Control of pneumococcal carriage is key to prevention of pneumococcal disease. We assessed the impact of PCV on carriage prevalence of Streptococcus pneumoniae(Sp) serotypes but also of Haemophilus influenzae(Hi), Staphylococcus aureus(Sa), Moraxella catarrhalis(Mc) and Group A Streptococcus(GAS).

Methods

Cross sectional observational study on carriage prevalence, determined by culture of nasopharyngeal swabs, in 24-month-old children performed in 2018/2019. Data were compared to studies performed in 2009, 2010, 2012 and 2015.

Results

Since PCV7 introduction in 2006 and change to PHiD-CV10 in 2011, overall carriage prevalence has decreased for Sp (66 to 49%) but increased for Hi (52 to 73%), Mc (59 to 83%), Sa (5.6 to 10%) and GAS (2.2 to 6.1%). Pneumococcal PHiD-CV10-type serotypes have disappeared. Initially carriage rate of NVT serotypes 19A, 11A, 10A and 23A increased but has declined again; 6C, 15A, 15B and 23B prevalence is still increasing.
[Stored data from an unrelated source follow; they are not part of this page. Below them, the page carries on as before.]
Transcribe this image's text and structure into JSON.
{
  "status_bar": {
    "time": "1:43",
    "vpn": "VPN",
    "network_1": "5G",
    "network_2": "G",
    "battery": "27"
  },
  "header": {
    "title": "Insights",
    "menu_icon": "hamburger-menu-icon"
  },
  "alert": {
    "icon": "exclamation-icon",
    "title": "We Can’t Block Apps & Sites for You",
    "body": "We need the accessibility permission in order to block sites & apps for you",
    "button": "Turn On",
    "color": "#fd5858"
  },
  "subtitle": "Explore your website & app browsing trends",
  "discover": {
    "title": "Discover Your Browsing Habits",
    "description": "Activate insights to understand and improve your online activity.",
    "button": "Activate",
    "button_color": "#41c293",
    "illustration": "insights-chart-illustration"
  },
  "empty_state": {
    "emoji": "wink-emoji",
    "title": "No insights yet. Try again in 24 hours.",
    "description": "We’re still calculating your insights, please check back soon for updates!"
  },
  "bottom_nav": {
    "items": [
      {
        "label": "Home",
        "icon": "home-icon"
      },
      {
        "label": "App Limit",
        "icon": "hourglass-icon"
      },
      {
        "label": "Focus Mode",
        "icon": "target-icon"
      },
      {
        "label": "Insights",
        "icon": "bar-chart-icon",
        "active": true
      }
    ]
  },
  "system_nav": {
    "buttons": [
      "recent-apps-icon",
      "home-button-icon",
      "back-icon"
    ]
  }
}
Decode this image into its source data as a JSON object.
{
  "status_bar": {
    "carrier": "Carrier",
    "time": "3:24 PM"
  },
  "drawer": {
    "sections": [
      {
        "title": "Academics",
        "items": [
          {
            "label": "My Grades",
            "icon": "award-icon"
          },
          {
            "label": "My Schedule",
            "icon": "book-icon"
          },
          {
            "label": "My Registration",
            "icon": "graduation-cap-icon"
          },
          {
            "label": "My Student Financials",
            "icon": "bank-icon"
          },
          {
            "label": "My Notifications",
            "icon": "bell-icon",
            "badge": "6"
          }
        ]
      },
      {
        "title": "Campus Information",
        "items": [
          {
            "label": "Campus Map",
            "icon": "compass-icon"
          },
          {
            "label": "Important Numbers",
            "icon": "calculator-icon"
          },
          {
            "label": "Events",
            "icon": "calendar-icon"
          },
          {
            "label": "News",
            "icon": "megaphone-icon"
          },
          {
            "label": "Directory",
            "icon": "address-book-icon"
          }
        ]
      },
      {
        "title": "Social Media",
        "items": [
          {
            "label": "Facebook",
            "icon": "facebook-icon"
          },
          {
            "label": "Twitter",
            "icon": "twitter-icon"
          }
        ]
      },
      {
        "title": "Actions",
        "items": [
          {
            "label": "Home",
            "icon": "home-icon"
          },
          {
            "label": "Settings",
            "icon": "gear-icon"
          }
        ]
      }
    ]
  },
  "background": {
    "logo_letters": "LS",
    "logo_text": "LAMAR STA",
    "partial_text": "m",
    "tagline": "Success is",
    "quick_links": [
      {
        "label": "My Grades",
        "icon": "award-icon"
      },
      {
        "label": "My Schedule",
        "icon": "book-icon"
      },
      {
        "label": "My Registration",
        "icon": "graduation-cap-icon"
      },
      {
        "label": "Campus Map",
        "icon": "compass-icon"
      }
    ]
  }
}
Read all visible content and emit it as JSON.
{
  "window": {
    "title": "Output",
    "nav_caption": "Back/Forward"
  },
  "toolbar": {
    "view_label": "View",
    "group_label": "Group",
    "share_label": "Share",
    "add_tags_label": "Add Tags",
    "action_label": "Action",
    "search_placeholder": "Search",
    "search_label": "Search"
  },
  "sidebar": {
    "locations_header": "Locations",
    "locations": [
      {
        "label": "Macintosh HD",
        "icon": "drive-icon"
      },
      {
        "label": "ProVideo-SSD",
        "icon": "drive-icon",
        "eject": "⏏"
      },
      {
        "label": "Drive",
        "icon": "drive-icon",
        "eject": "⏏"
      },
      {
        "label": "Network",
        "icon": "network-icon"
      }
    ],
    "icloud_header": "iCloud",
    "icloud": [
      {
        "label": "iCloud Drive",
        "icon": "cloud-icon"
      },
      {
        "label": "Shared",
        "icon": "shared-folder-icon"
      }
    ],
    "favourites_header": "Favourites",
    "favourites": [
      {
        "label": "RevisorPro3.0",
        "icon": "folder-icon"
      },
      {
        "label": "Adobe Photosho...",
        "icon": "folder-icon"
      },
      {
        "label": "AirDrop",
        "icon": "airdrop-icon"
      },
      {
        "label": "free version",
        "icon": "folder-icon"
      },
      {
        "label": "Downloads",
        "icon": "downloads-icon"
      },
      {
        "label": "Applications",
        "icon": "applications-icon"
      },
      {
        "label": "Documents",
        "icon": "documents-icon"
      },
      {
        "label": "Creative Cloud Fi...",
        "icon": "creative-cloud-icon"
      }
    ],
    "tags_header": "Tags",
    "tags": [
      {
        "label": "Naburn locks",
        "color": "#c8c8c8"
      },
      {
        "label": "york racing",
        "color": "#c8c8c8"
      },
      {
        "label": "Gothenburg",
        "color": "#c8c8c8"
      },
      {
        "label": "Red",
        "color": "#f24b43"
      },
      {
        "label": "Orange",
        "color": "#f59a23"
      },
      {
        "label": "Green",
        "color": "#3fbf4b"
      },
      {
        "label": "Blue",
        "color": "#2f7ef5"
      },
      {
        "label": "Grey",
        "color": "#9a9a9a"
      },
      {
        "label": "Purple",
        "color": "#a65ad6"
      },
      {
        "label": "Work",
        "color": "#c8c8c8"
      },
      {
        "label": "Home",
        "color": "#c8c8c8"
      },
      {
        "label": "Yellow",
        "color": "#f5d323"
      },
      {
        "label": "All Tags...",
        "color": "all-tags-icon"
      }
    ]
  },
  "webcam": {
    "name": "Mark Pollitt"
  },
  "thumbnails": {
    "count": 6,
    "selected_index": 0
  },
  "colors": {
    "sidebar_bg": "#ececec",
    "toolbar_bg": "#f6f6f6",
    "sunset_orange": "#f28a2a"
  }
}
In 2018, 6C, 19A, 23B and 15B were the predominant serotypes in carriage and invasive disease in children <5 years of age.

Conclusions

Twelve years post-PCV introduction the decline in pneumococcal carriage has stabilized, but changes in frequency and nature of carried NVT Sp, Hi, Sa, Mc and GAS continued and should be considered for invasive and respiratory infection predictions.